Script Tip 66by Joe Burns, Ph.D.
I really have to stop trying to say "Tip" so many different ways. Today we get underway with a new Script Tip. This is a new era in tips because this script was actually submitted right to me specifically to be used as a Script Tip. Thanks to the Silicon Valley Garage for sending it along. It's a great little color script, perfect for Web developers to check colors before writing them into the page.
Please Note! This script was written specifically to work on MSIE browsers. If you try to run this on Netscape, it will throw errors. After we go through this script, we'll rewrite it and get it to work on Netscape Navigator.
Take a look at the effect and the code and we'll get started.
It's long, get it all.
If you didn't take it from the code, this is a table format. The table is four cells wide with one cell spanning across all four. That spanning cell is the one that receives the color. It looks like this with the borders showing:
The red, green, and blue settings are all drop down select box form elements. As you have probably noticed, there are 256 choices in each drop box, 000 through 255.
What the script does is offer you the viewer the ability to choose the R,G,B values and in turn changes it to the more Web friendly hex value. It does that through the three drop down boxes. Let's start with that.
The drop down box code looks like this:
It's a little backwards from how I do my boxes. I always have the option selected choice first. This author decided to go the opposite way and put it at the bottom. No problem. It works just as well.
Now, let's talk a little about colors so you get the concept of this box. You probably know that in Hex code, FFFFFF equals white and 000000 equals black.
The concept of a hex code is two characters representing a level of red, green, and blue. The levels are 1 through 9 and A through F. The higher the number or letter, the more intense the color. So FF is the highest saturation of color and 00 is the least.
In the case of white, FF FF FF means the highest saturation of red, green, and blue. That's white. When you're dealing with light, mixing all the colors together gives you white. Don't believe me? Grab a crystal class and shine white light into it. All the colors contained in that white light will show on the wall.

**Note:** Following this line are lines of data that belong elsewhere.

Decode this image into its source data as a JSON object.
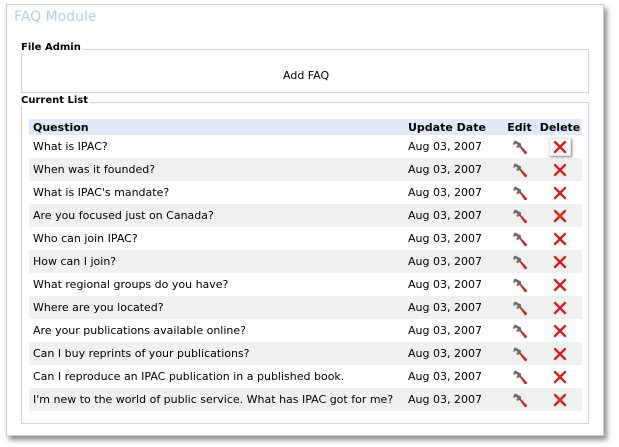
{
  "module": {
    "title": "FAQ Module"
  },
  "file_admin": {
    "legend": "File Admin",
    "add_label": "Add FAQ"
  },
  "current_list": {
    "legend": "Current List",
    "headers": {
      "question": "Question",
      "update_date": "Update Date",
      "edit": "Edit",
      "delete": "Delete"
    },
    "rows": [
      {
        "question": "What is IPAC?",
        "date": "Aug 03, 2007"
      },
      {
        "question": "When was it founded?",
        "date": "Aug 03, 2007"
      },
      {
        "question": "What is IPAC's mandate?",
        "date": "Aug 03, 2007"
      },
      {
        "question": "Are you focused just on Canada?",
        "date": "Aug 03, 2007"
      },
      {
        "question": "Who can join IPAC?",
        "date": "Aug 03, 2007"
      },
      {
        "question": "How can I join?",
        "date": "Aug 03, 2007"
      },
      {
        "question": "What regional groups do you have?",
        "date": "Aug 03, 2007"
      },
      {
        "question": "Where are you located?",
        "date": "Aug 03, 2007"
      },
      {
        "question": "Are your publications available online?",
        "date": "Aug 03, 2007"
      },
      {
        "question": "Can I buy reprints of your publications?",
        "date": "Aug 03, 2007"
      },
      {
        "question": "Can I reproduce an IPAC publication in a published book.",
        "date": "Aug 03, 2007"
      },
      {
        "question": "I'm new to the world of public service. What has IPAC got for me?",
        "date": "Aug 03, 2007"
      }
    ]
  },
  "colors": {
    "title": "#b7cfe6",
    "header_bg": "#dfeaf6",
    "row_alt": "#f0f0f0",
    "delete_red": "#d42020",
    "wrench_gray": "#6a6a6a",
    "wrench_red": "#c62828"
  },
  "icons": {
    "edit": "wrench-icon",
    "delete": "delete-x-icon"
  }
}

In the case of black, 00 00 00 means no saturation of color at all. Black. If I wanted red, I could set the hex to FF 00 00. That's a ton of red, no green, and no blue. Are you getting my drift here?

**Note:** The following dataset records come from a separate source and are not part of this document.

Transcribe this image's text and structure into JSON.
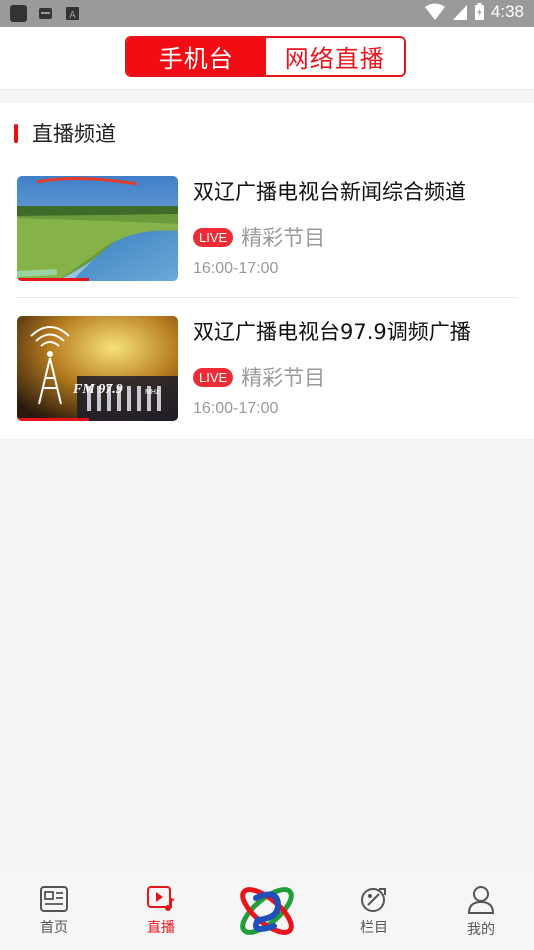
{
  "status_bar": {
    "time": "4:38"
  },
  "header": {
    "tabs": [
      {
        "label": "手机台",
        "active": true
      },
      {
        "label": "网络直播",
        "active": false
      }
    ]
  },
  "section": {
    "title": "直播频道",
    "channels": [
      {
        "name": "双辽广播电视台新闻综合频道",
        "live": "LIVE",
        "program": "精彩节目",
        "time": "16:00-17:00",
        "thumbnail": "river-landscape-image",
        "progress": 0.45
      },
      {
        "name": "双辽广播电视台97.9调频广播",
        "live": "LIVE",
        "program": "精彩节目",
        "time": "16:00-17:00",
        "thumbnail": "fm-radio-tower-image",
        "thumb_text": "FM 97.9",
        "thumb_unit": "MHz",
        "progress": 0.45
      }
    ]
  },
  "bottom_nav": {
    "items": [
      {
        "label": "首页",
        "icon": "news-icon",
        "active": false
      },
      {
        "label": "直播",
        "icon": "live-play-icon",
        "active": true
      },
      {
        "label": "",
        "icon": "station-logo",
        "active": false
      },
      {
        "label": "栏目",
        "icon": "column-icon",
        "active": false
      },
      {
        "label": "我的",
        "icon": "user-icon",
        "active": false
      }
    ]
  },
  "colors": {
    "accent": "#f20c14",
    "live_badge": "#ef2b35"
  }
}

Now let me throw a monkey wrench into the mix. That hex code I was just talking about is actually a representation of a three digit code used to make color. It works the very same way. "000" is equal to no color saturation at all. "255" is equal to complete saturation.
Now look up at the code for the drop down menu. Start at the bottom. You can see that the choice 000 has a value of 00 in hex. The next choice is 001. That has a value of 01 in hex. If you continue up the menu you'll see the hex gradually getting stronger as the three digit number rises. Basically what you have here is all 256 numbers in a drop down box and their hex equals as the value for the choice.
With that all in mind, we can begin to describe how this script functions. When the script first loads, zero values are shown in the R,G,B drop boxes. That's black, thus black is shown in the table cell. In addition, the hex #000000 is shown in the text box.
Each time a new value is chosen, both the table cell and the text box are updated, so there has to be a function involved that alters them both. There is.
If you've looked at the code, you can pretty much see the table being constructed in the document.write statements, but you might also have noticed that there is only one drop down box in the code, yet three show up on the page. It's a clever trick we'll get to as the tip goes on.
What Are All Those Back Slashes For?
So, so glad you asked. The backslash is what's known as an escape sequence. It basically allows us to type in data that shows as text or alters the text around it. In this case the author is using (\").
That backslash, double quote will allow a double quote to appear on the page. You could probably guess that if you stuck a double quote in there, the script would think you were ending the line and errors would fall all over the place. The author could have simply written the code without any quotes, but he wanted quotes around the attribute when the page compiled, so the backslash, double quote was used to get it.
You'll see this all the way through the script. Don't think it means anything more than a simple double quote.